# Working 5 hours a day, A can Complete a work in 8 days and working 6 hours a day, B can complete the same work in 10 days. Working 8 hours a day, they can jointly complete the work in:

A. 3 days B. 4 days C. 4.5 days D. 5.4 days Answer: Option A
1st Method: Working 5 hours a day, A can complete the work in 8 days i.e. = 5 × 8 = 40 hours Working 6 hours a day, B can complete the work in 10 days i.e. = 6 × 10 = 60 hours (A + B)’s 1 hour’s work, $\begin{array}{l} =\frac{1}{40}+\frac{1}{60} \\ =\frac{3+2}{120} \\ =\frac{5}{120} \\ =\frac{1}{24} \end{array}$ Hence, A and B can complete the work in 24 hours i.e. they require 3 days to complete the work.
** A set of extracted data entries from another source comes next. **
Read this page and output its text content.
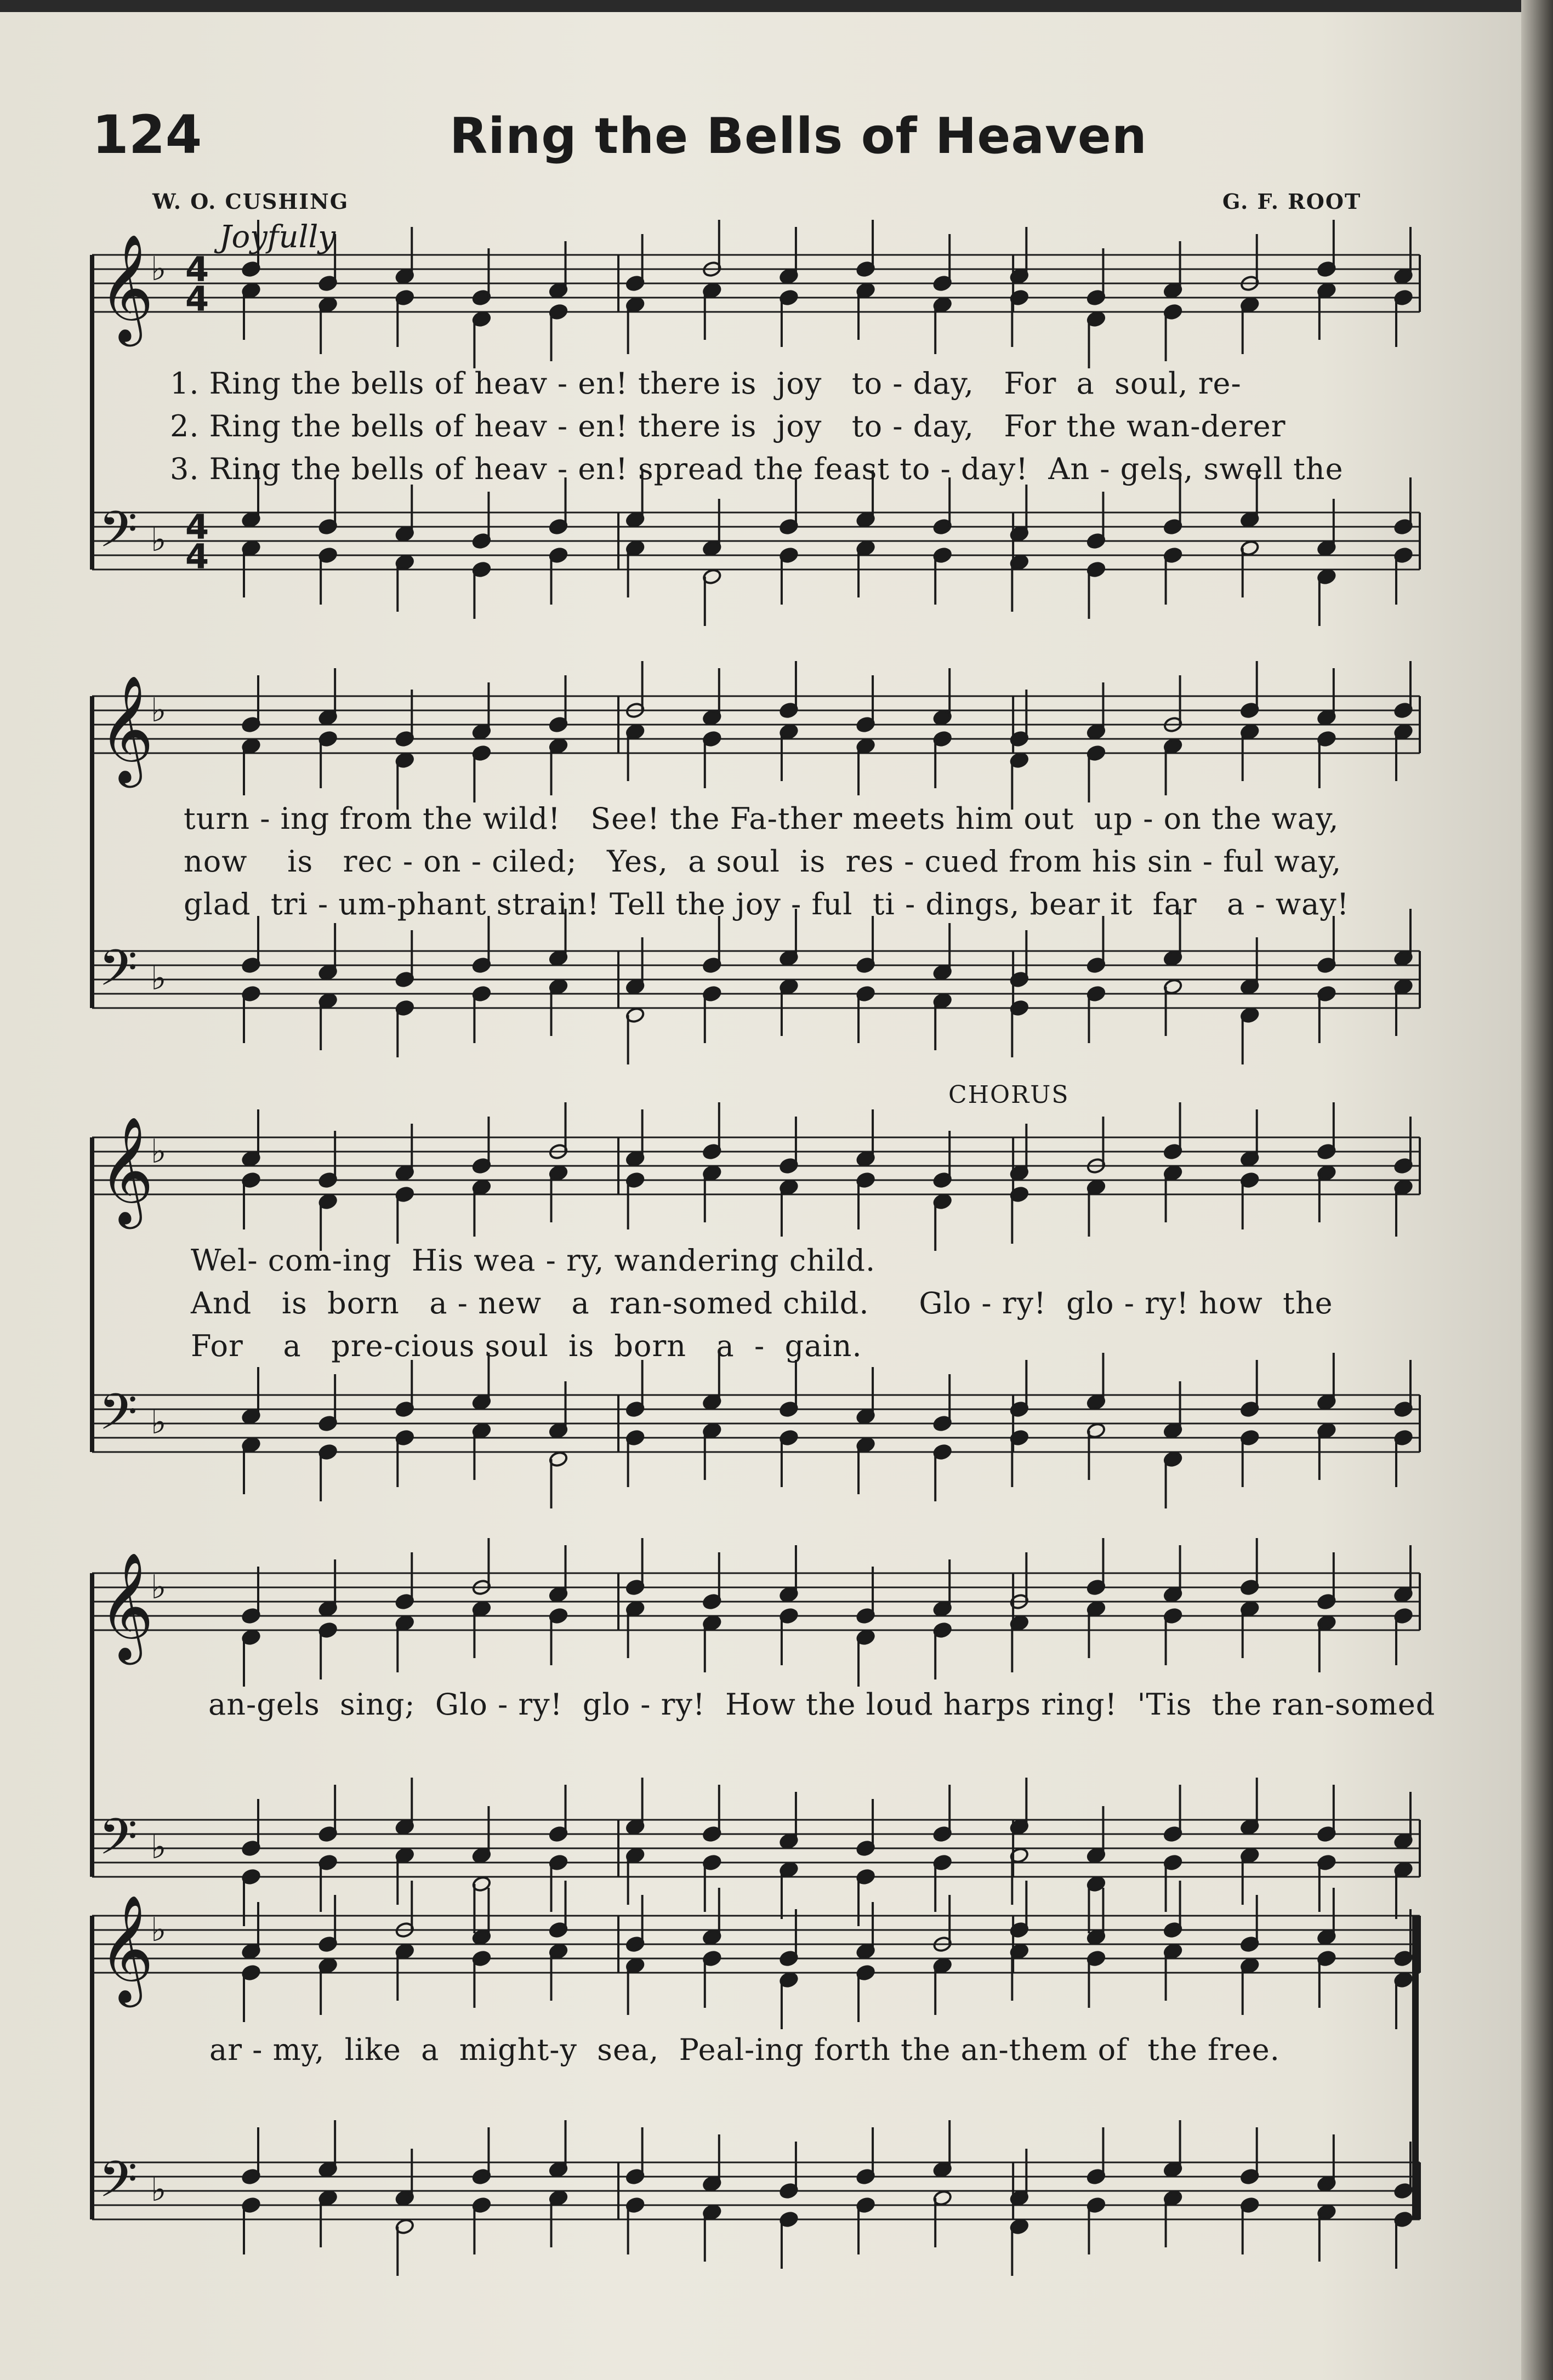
124	Ring the Bells of Heaven
W. O. CUSHING	G. F. ROOT
Joyfully
CHORUS
𝄞
♭
𝄢 ♭
4
4
4
4
𝄞
♭
𝄢 ♭
𝄞
♭
𝄢 ♭
𝄞
♭
𝄢 ♭
𝄞
♭
𝄢 ♭
1. Ring the bells of heav - en! there is  joy   to - day,   For  a  soul, re-
2. Ring the bells of heav - en! there is  joy   to - day,   For the wan-derer
3. Ring the bells of heav - en! spread the feast to - day!  An - gels, swell the
turn - ing from the wild!   See! the Fa-ther meets him out  up - on the way,
now    is   rec - on - ciled;   Yes,  a soul  is  res - cued from his sin - ful way,
glad  tri - um-phant strain! Tell the joy - ful  ti - dings, bear it  far   a - way!
Wel- com-ing  His wea - ry, wandering child.
And   is  born   a - new   a  ran-somed child.     Glo - ry!  glo - ry! how  the
For    a   pre-cious soul  is  born   a  -  gain.
an-gels  sing;  Glo - ry!  glo - ry!  How the loud harps ring!  'Tis  the ran-somed
ar - my,  like  a  might-y  sea,  Peal-ing forth the an-them of  the free.
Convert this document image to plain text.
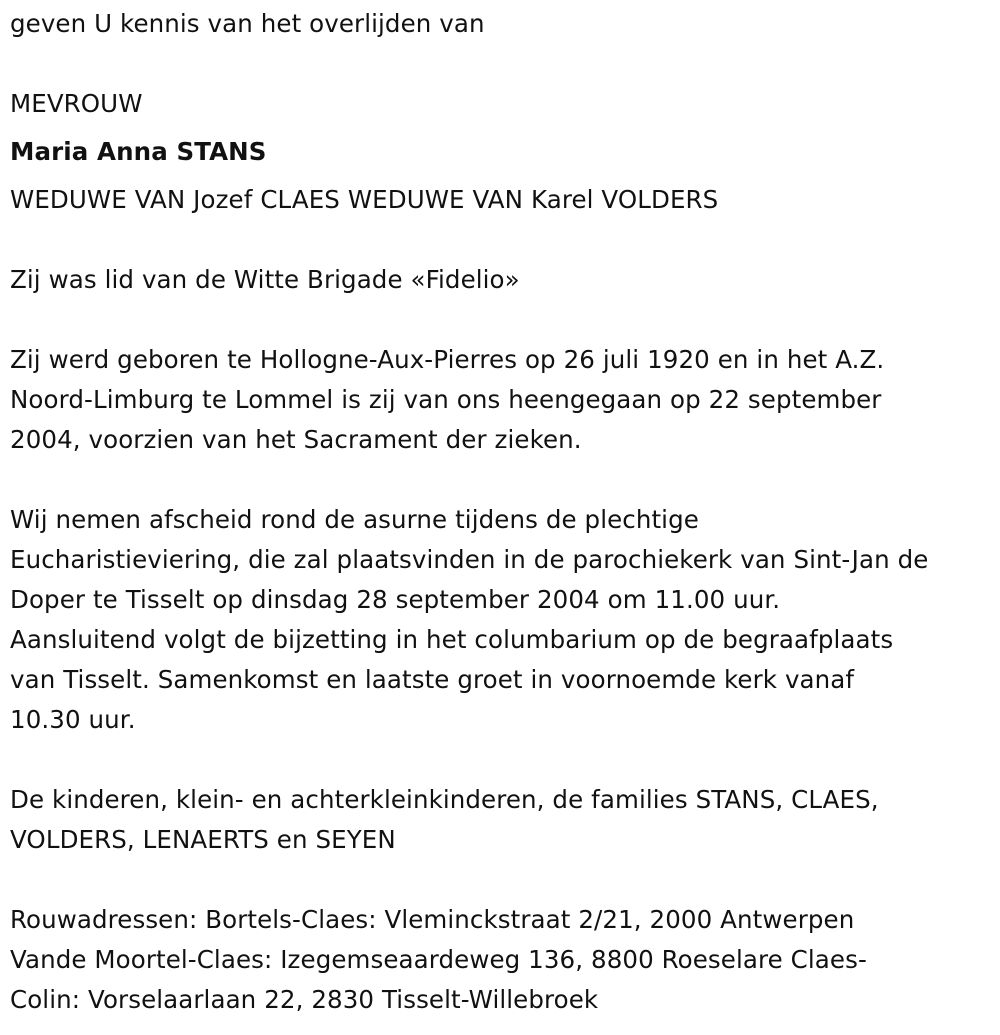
geven U kennis van het overlijden van
MEVROUW
Maria Anna STANS
WEDUWE VAN Jozef CLAES WEDUWE VAN Karel VOLDERS
Zij was lid van de Witte Brigade «Fidelio»
Zij werd geboren te Hollogne-Aux-Pierres op 26 juli 1920 en in het A.Z.
Noord-Limburg te Lommel is zij van ons heengegaan op 22 september
2004, voorzien van het Sacrament der zieken.
Wij nemen afscheid rond de asurne tijdens de plechtige
Eucharistieviering, die zal plaatsvinden in de parochiekerk van Sint-Jan de
Doper te Tisselt op dinsdag 28 september 2004 om 11.00 uur.
Aansluitend volgt de bijzetting in het columbarium op de begraafplaats
van Tisselt. Samenkomst en laatste groet in voornoemde kerk vanaf
10.30 uur.
De kinderen, klein- en achterkleinkinderen, de families STANS, CLAES,
VOLDERS, LENAERTS en SEYEN
Rouwadressen: Bortels-Claes: Vleminckstraat 2/21, 2000 Antwerpen
Vande Moortel-Claes: Izegemseaardeweg 136, 8800 Roeselare Claes-
Colin: Vorselaarlaan 22, 2830 Tisselt-Willebroek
2nd method % 1 hour’s work of A $=\frac{100}{40}=2.5 \%$ % 1 hour’s work of B $=\frac{100}{60}=1.66 \%$ (A + B) one hour’s % work, = (2.5 + 1.66) = 4.16% Time to complete the work, $=\frac{100}{4.16}=24 \text { hours }$ Then, $\frac{24}{8}=3 \text { days }$ They need 3 days, working 8 hours a day to complete the work.